Prolog
Eine fiebrige Erregung durchzuckte seinen Leib. Olafs Jagdinstinkt erwachte und damit die Lust aufs Töten.
In zwei Minuten würde die Beute um die Ecke kommen. Zeit für das Ritual. Der Killer schloss die Augen, entspannte sich, suchte die geistige Verbindung zum Universum. Das Einkaufszentrum in Tokio war gut besucht, wie Ameisen wuselten die Menschen umher, doch ihn störte das nicht. Tief atmete er für fünf Sekunden durch den Mund ein, hielt die Luft für fünf Sekunden an, atmete fünf Sekunden aus und wiederholte den Vorgang fünf Sekunden später. Fünfmal. Seine Sinne waren geschärft, Olaf war bereit.
Der hochrangige Politiker lief nur wenige Meter neben ihm vorbei, zwei Leibwächter eskortierten ihn. Die Jagd konnte beginnen. Langsam nahm Olaf die Verfolgung auf. Er hatte Zeit. Seine Baseballmütze war tief in die Stirn gezogen, die große Sonnenbrille verdeckte den oberen Teil seines Gesichtes. Obwohl seine Augen geschlossen waren, folgte er der Beute mit traumwandlerischer Sicherheit durch die Menschenmenge. Der Politiker betrat ein Spielwarengeschäft, kaufte ein Geburtstagsgeschenk für seinen kleinen Sohn. Eine männliche Barbiepuppe mit blonden strubbeligen Haaren. Die Puppe konnte sprechen. Der Politiker ließ sich das Geschenk vorführen. »Ich bin dein Freund. Komm, Spiel mit mir«, quakte die Puppe mit kindlicher Stimme in englischer Sprache. Ohne die Verpackung, nur in Geschenkpapier eingewickelt, steckte der Politiker die Puppe in eine Plastiktüte. Morgen war Geburtstag.

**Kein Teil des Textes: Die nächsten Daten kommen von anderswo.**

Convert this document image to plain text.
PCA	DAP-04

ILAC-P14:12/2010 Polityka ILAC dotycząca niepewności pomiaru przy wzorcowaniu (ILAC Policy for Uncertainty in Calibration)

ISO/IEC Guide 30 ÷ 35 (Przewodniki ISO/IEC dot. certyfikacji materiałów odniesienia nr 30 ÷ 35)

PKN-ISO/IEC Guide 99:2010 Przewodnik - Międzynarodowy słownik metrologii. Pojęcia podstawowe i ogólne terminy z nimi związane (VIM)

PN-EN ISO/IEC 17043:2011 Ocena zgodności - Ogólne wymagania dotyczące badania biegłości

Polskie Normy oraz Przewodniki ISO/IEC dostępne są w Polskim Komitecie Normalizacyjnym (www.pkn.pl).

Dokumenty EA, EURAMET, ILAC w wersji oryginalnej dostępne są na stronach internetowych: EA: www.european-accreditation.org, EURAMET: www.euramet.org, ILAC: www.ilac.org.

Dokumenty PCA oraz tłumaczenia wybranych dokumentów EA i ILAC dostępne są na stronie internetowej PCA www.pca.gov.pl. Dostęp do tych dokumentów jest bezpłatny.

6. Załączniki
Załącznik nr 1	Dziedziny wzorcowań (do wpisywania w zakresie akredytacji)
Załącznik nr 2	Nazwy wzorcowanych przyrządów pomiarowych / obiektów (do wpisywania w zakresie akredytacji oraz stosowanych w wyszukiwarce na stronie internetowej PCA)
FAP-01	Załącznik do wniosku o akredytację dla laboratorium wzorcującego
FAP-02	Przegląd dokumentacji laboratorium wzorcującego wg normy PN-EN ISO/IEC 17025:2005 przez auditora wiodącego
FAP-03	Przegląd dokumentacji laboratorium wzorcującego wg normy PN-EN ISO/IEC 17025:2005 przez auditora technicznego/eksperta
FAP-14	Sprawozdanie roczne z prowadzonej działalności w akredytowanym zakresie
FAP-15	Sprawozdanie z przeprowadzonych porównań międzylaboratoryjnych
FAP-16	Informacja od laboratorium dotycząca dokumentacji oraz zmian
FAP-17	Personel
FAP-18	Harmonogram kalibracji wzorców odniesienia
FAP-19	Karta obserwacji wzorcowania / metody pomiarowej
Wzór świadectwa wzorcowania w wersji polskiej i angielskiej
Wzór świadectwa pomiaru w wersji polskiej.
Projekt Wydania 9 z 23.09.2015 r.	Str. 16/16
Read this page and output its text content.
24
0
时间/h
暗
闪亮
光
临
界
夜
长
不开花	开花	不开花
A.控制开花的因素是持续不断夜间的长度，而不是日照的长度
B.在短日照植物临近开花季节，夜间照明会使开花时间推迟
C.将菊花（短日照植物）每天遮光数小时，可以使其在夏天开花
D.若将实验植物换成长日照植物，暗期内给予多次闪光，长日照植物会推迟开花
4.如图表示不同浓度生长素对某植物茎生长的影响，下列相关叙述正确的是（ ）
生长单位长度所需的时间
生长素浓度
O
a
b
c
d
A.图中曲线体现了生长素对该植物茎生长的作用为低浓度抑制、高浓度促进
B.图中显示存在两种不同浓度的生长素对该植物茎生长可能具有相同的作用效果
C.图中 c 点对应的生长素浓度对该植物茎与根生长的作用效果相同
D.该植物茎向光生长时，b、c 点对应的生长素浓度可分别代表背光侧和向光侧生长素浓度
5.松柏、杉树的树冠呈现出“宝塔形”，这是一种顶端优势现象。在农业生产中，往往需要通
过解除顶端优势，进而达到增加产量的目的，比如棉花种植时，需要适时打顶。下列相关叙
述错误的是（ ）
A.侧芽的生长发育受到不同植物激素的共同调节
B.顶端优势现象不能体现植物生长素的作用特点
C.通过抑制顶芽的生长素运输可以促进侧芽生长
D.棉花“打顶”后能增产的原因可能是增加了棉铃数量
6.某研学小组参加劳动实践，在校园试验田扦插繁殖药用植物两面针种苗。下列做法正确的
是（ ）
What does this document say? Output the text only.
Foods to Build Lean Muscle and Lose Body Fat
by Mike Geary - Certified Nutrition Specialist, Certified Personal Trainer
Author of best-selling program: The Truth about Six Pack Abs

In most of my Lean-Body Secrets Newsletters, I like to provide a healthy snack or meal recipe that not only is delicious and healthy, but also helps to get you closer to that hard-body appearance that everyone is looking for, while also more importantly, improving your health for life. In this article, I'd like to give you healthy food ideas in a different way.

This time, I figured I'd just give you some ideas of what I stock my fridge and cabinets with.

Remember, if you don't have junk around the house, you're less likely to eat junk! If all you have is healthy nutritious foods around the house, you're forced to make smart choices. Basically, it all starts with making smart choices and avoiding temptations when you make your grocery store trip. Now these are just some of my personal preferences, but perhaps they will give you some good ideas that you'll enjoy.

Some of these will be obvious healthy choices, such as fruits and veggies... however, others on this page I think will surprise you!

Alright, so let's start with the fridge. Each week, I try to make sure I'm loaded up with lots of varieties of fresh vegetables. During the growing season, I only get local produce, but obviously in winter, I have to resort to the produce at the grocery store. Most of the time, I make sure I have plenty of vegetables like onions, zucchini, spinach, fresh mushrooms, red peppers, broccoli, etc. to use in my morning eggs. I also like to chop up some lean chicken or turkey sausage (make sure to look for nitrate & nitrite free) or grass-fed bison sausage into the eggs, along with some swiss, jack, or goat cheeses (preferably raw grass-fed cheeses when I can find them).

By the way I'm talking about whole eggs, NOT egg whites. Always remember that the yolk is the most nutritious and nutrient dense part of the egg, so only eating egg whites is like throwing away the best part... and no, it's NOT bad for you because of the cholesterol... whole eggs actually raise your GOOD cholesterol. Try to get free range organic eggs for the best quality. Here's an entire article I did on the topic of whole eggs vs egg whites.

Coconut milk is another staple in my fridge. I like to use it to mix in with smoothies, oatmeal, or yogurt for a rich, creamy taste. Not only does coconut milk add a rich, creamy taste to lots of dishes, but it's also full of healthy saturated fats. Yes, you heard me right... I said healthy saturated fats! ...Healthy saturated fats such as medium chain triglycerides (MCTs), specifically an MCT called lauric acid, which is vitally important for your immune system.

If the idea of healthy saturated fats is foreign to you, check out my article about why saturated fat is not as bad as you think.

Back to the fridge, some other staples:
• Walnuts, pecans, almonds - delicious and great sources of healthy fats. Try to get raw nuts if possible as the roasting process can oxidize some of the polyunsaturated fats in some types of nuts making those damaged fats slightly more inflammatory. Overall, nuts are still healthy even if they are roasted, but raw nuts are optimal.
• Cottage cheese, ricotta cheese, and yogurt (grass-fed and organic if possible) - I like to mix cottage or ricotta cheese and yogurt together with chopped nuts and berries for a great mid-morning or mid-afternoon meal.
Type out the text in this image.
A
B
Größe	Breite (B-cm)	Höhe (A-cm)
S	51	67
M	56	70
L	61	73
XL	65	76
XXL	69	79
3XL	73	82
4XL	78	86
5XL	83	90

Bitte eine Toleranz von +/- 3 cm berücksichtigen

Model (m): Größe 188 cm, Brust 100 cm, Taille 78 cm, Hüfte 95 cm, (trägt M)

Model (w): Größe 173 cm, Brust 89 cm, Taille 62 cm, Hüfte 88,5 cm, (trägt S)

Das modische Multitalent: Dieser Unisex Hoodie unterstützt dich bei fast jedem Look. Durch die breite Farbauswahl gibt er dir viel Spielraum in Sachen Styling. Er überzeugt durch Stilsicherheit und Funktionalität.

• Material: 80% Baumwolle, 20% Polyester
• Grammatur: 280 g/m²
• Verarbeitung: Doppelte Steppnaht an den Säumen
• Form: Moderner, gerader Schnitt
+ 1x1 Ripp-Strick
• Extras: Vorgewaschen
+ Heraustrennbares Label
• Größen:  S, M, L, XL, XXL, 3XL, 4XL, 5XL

In großem Abstand folgte Olaf seinem Opfer. Sichtkontakt war nicht nötig. Selbst wenn der Politiker über die Rolltreppe nach unten in das nächste Stockwerk abtauchte, blieb Olaf ihm auf der Fährte. Er sah die Gedanken seiner Beute. Es war wie ein mentales Navigationssystem. Das Zielobjekt war gespeichert, hatte keine Chance zu entkommen.
Olaf spürte auch die Gedanken der beiden Bodyguards. Sie platzierten ihren Schützling in der Mitte. Es würde nichts nutzen. Die Schlagzeilen am nächsten Tag würden von einem tragischen Unfall berichten.
Für den Auftrag kassierte Olaf 100000 Euro. Doch um Geld ging es schon lange nicht mehr. Er liebte die Herausforderung. Zudem musste er im Training bleiben. Für den Auftragskiller ging es nicht darum, abzudrücken und abzuhauen. So etwas machten nur stümperhafte Laien. Olaf verglich sich mit einem Schachprofi. Geschicklichkeit und Intelligenz waren gefragt. Taktik und Strategie waren ebenso von Nöten wie Konzentration und Besonnenheit. Und er durfte keinen Respekt vor dem Gegner haben. In Olafs Fall also keinen Respekt vor der Polizei.
Über das Darknet konnten die Kunden Kontakt zu dem Profikiller aufnehmen.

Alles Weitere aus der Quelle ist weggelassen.